Juliette Binoche n'a pas peur de se mettre littéralement à nu. Saisissant. Même si Maria Enders, est l'archétype de l'actrice entre deux âges, devenue star internationale au talent reconnu, en plein crise existentielle, obligée de se compromettre dans des productions à gros budgets sans âmes pour rester en haut de l'affiche; c'est une évidence, elle y met beaucoup d'elle même, tant le mimétisme entre la carrière de Maria et celle de Juliette s’entremêlent et se confondent. D'autant plus troublant, que l'idée du film vient de Binoche elle-même. Autre point troublant, c'est de voir "Sils Maria" présenté à Cannes, alors que "Godzilla", blockbuster "sans âme" avec la même Binoche, sortait quelques semaines plus tard...

La réflexion ne tourne pas qu'autour de Juliette Binoche, pivot central du film, mais s'interroge sur le rapport que les actrices ont à la célébrité et à la gestion de leur ego tout au long de leur carrière.
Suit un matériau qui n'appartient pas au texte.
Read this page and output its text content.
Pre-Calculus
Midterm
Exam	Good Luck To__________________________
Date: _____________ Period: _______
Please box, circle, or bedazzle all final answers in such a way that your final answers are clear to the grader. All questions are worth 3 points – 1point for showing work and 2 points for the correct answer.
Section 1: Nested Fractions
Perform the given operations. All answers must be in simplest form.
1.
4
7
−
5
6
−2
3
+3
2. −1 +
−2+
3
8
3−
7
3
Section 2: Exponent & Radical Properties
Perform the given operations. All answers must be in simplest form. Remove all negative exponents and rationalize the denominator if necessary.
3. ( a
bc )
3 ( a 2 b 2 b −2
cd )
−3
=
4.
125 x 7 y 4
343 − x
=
Avec le personnage de Chloé Grace Moretz - étonnante -, Olivier Assayas interroge le rapport à la célébrité d'aujourd'hui, qui n'est plus le même qu'en 1985. Il renvoie dos à dos deux époques, deux actrices qui n'ont pas le même code de lecture, surtout parce que la plus vieille - Binoche - semble totalement "larguée" face à ces nouveaux modes de communication, prisonnière de son propre prisme égocentrique et bourrées de préjugés au sujet de sa "jeune rivale". Qui est, elle, bien plus intelligente et "talent - tueuse" qu'elle ne le laisse paraître au travers de la mise en scène publique et ironique de sa vie privée... Aujourd'hui, pour réussir, vaut mieux utiliser les réseaux sociaux que se faire utiliser par eux, même si les dégâts collatéraux sont importants - Assayas le montre, mais ne juge pas. Le monde change, avant il fallait prouver avant d'être reconnue, maintenant on est reconnue avant d'avoir prouver réellement son talent...
Moretz, renvoie elle à Kristen Stewart et l'obsession du public de son personnage des "Twilight". Car la Moretz, ambitieuse et qui se sait avoir du talent autre que de s'étaler dans les médias et réseaux sociaux, renvoie aux débuts tonitruants de la belle Kristen Stewart, qui aujourd'hui à réussit à négocier un virage à 180° dans sa jeune carrière en tournant dans des films d'auteurs qui mettent en valeur son immense talent d'actrice - dont "Sils Maria", bien sûr...
Il y a Binoche, saisissante et impériale, il y a Kristen Stewart, forte et subtile. Même si le pivot reste le personnage de Binoche, la force de son personnage n'existerait pas sans le niveau de jeu de Stewart. Elles se répondent de façon sublime. Le rapport entre leur deux personnages est le plus passionnant, car Stewart - son assistante - renvoie Binoche dans ses retranchements, L'oblige à s'interroger sur elle-même et son rapport à l'âge, à la célébrité, à son propre ego...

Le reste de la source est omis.